The government announced in October 2010 that 24 Local Enterprise Partnerships (LEPs) would replace Labour’s Regional Development Agencies.
As of March 2016, £7.3bn worth of public cash had been earmarked to LEPs to push regional growth.
The LEPs decide who is a member of their board but they must be chaired by a business person and at least half of their members must be from the private sector.
The New Anglia LEP board is made up of eight people from the private sector and eight from the public sector.
They are: Mark Pendlington, group director, Anglian Water; Doug Field, joint chief executive, East of England Co-op; Mark Goodall, area manager, Aker Solutions; Jeanette Wheeler, partner, Birketts LLP; Steve Oliver, chairman, MLM Group; Lindsey Rix, managing director, Personal Lines, Aviva; Davina Tanner, chief executive, Britannia Enterprises; Dr Tim Whitley, managing director research and innovation, BT; David Ellesmere, leader, Ipswich Borough Council; Andrew Proctor, leader, Broadland District Council; John Griffiths, leader, St Edmundsbury Borough Council; Cliff Jordan, leader, Norfolk County Council; Colin Noble, leader, Suffolk County Council; Alan Waters, leader, Norwich City Council; Dr Nikos Savvas, principal, West Suffolk College; and Professor David Richardson, vice-chancellor, University of East Anglia.
Which projects have the LEP backed?
The LEP supports projects from road and rail to food and flood defences.
It has several funds of public money which it uses to support private businesses to invest in East Anglia.
Firms benefiting from the cash range from huge multinationals such as McDonalds to small start-ups.
Some of the money is given as loans with the interest rate decided depending on risk of the project, while other cash is given as a grant.
The LEP has supported infrastructure projects with its “Growing Places Fund” with funding of £17m.

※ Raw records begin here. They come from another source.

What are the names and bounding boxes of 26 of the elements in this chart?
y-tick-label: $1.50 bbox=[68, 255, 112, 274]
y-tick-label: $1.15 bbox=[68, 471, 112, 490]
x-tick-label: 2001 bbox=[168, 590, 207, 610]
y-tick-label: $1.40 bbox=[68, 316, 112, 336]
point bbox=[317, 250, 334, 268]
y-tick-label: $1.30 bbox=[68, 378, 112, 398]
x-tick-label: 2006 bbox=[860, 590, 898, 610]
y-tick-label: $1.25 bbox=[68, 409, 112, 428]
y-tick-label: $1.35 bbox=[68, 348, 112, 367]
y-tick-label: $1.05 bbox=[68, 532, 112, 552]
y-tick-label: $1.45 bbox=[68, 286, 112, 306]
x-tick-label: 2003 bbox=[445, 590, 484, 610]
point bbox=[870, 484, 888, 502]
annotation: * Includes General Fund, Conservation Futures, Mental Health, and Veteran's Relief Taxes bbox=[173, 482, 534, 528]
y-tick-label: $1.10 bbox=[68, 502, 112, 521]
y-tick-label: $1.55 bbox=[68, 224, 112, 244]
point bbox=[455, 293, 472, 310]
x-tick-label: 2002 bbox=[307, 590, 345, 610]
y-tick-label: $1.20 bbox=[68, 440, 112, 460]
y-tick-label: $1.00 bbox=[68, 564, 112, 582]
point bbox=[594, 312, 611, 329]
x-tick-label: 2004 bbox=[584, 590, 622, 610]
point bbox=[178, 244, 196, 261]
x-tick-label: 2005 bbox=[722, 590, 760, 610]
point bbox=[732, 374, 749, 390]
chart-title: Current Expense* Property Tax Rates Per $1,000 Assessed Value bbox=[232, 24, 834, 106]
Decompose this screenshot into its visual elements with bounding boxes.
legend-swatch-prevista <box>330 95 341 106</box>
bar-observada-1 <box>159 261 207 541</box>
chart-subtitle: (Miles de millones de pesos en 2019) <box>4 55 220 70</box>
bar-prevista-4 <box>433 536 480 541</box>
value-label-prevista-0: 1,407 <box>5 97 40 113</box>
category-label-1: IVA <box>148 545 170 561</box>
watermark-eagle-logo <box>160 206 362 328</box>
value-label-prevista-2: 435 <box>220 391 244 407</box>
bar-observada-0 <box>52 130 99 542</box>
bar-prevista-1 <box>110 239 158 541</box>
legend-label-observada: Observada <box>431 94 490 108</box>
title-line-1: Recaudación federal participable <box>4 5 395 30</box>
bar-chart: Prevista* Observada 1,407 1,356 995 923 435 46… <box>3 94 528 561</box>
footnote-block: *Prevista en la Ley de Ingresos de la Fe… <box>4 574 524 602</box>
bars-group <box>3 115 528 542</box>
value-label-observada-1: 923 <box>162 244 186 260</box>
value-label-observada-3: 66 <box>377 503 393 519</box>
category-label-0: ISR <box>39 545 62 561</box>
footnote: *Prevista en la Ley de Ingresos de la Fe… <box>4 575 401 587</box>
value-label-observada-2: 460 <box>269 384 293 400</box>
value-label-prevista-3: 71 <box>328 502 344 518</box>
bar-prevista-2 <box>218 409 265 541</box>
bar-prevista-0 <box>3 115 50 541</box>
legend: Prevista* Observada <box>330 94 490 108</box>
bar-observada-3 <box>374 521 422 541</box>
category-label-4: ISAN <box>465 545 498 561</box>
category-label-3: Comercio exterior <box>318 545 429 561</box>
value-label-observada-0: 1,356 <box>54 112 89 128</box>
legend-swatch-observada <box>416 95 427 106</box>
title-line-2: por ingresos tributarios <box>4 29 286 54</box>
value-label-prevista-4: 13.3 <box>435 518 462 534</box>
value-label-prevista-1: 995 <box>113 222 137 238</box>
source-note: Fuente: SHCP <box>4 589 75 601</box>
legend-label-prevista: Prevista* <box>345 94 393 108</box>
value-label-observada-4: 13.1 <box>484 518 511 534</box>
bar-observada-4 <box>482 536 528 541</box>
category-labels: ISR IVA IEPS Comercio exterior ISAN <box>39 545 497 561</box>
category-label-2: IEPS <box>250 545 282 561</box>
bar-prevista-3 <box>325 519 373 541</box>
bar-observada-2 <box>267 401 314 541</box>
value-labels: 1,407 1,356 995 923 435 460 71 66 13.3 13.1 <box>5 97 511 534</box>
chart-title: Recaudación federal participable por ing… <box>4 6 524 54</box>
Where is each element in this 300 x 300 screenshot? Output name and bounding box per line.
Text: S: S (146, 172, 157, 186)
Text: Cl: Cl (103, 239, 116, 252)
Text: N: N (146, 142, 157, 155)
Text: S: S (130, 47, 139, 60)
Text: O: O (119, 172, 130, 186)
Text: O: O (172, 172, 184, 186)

It has also given more than £15m of taxpayers’ money out as grants through its Growing Business Fund.
That cash has gone to 300 businesses and the LEP says the funding will create 2,200 jobs and unlock private investment of £100m.
Mr Starkie said the LEP would not loan the public money to private firms at “unacceptable risk” but intervened when projects or companies could not get private funding which would benefit the region.
“If something is not working in the system, we look to step in,” he said.
Funding has included:
• £6.6m towards the £53m flood defences in Ipswich
• £2.5m for the new Innovation Centre at King’s Lynn
• £500,000 to support commercial developments on the Barton Mills roundabout on the A11 including McDonalds and a petrol station
• £2m for Haverhill Research Park
• £2.8m to Pasta Foods to help build a new production line in Great Yarmouth
The LEP also agreed last year to put an extra £10m of public money into the NDR when Norfolk County Council found a £30m black hole in the £178.5m project.
Mr Starkie defended the decision, saying the LEP had already invested money in the project.
He also said that Greenpeace had come to the LEP’s board meeting to speak against funding the new road so the board got an alternative view.
Where the money went
Of the £37m the LEP was given in a grant from the government last financial year, the LEP passed £20m of that on in grants to projects in Norfolk and Suffolk.
The biggest sum of £3.9m was given to West Suffolk College for its engineering and technology centre.
Another £4m was paid out in loans to kick-start businesses and projects.
Staff costs for the LEP’s 23 employees came to around £1m.
That left almost a third of its budget, £12m, which was earmarked for projects such as the College of West Anglia and the Aviation Academy at Norwich Airport which fell behind schedule.
It meant the money could not be passed on and the LEP under spent by £12m.
That money rolled over to be spent this year instead, with the College of West Anglia opening in September and work starting on the Aviation Academy in April.
“We have to spend the money we are allocated in a year,” Mr Starkie said.
“If a sector slips that is a problem so we are trying to be as flexible as we can with our projects.”